The promotion went so well that Stevens sold out of the 100 books he brought with him, as well as 30 that were intended to be raffled off (winners received an IOU).

Bob Gregorka, director of race book operations for the Coast Casinos, apologized to the crowd and said everyone who wanted a book for $10 also would be given an IOU, and that Stevens would sign them at his home in California and ship them to Las Vegas.

"In all my years of doing promotions like this, if you buy 100 books, you usually end up eating 95 of them," Gregorka said. "This was a testament to how much the fans like Gary Stevens."

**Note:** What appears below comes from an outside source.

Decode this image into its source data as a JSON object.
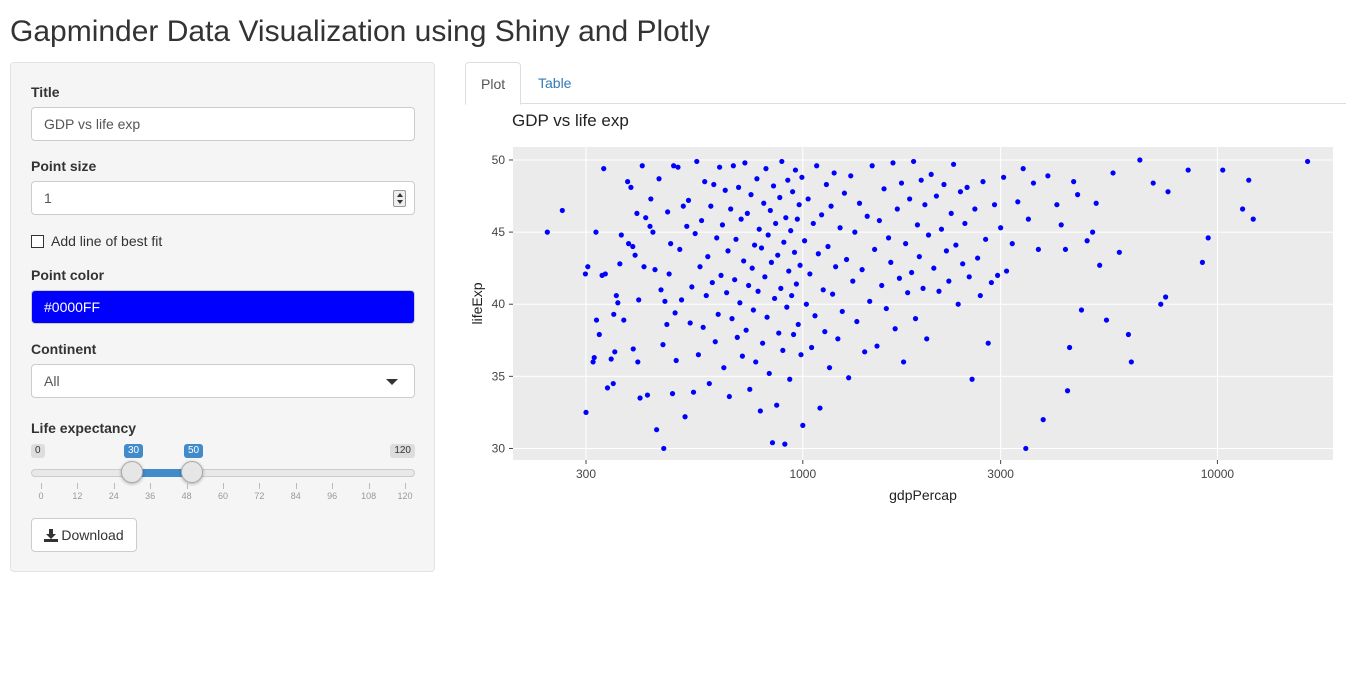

After Stevens met all of the patient fans who waited in line, he did a question-and-answer session with Ralph Siraco, a local radio host and turf editor of the Las Vegas Sun. When Siraco asked about Stevens's childhood and how he came to ride his first racehorse at age 14, Stevens said, "I don't want to say too much - I want people to read the book."

Part of the festivities included a trailer of the movie "Seabiscuit," in which Stevens plays legendary jockey George Woolf. Stevens said he was a little surprised that he got the Woolf role considering the first impression he made for the film's director, Gary Ross. Stevens said Chris McCarron introduced him to Ross on Santa Anita Handicap Day last year. Stevens had seven mounts and thought all had a chance to win - "though that never happens," he said with a laugh. McCarron was helping Ross scout shooting locations, but Stevens said he was preoccupied with his duties and pretty much ignored them.

Stevens said he was stewing after not having a single winner when Ross came back into the jocks' room and asked if he wanted to be in the movie. Stevens recalled, "I told him, 'Pal, you don't have enough money and I don't have enough time.' "

Regardless (or maybe because of his feisty behavior), Stevens was offered the role.

But that doesn't mean Stevens gives Ross preferential treatment. Last Sunday, he rode Buddy Gil to victory over Atswhatimtalknbout - who is partly owned by Ross, "Seabiscuit" producer Frank Marshall, and Hollywood director-producer Steven Spielberg - in the San Felipe Stakes. Stevens said he committed to riding Buddy Gil in the Santa Anita Derby but didn't know who he would ride in the Wood Memorial.

Stevens, who said he is fielding several offers for other acting projects, is staying close to home. He was scheduled to fly to the Middle East next Monday for the Dubai World Cup, but canceled "for obvious reasons."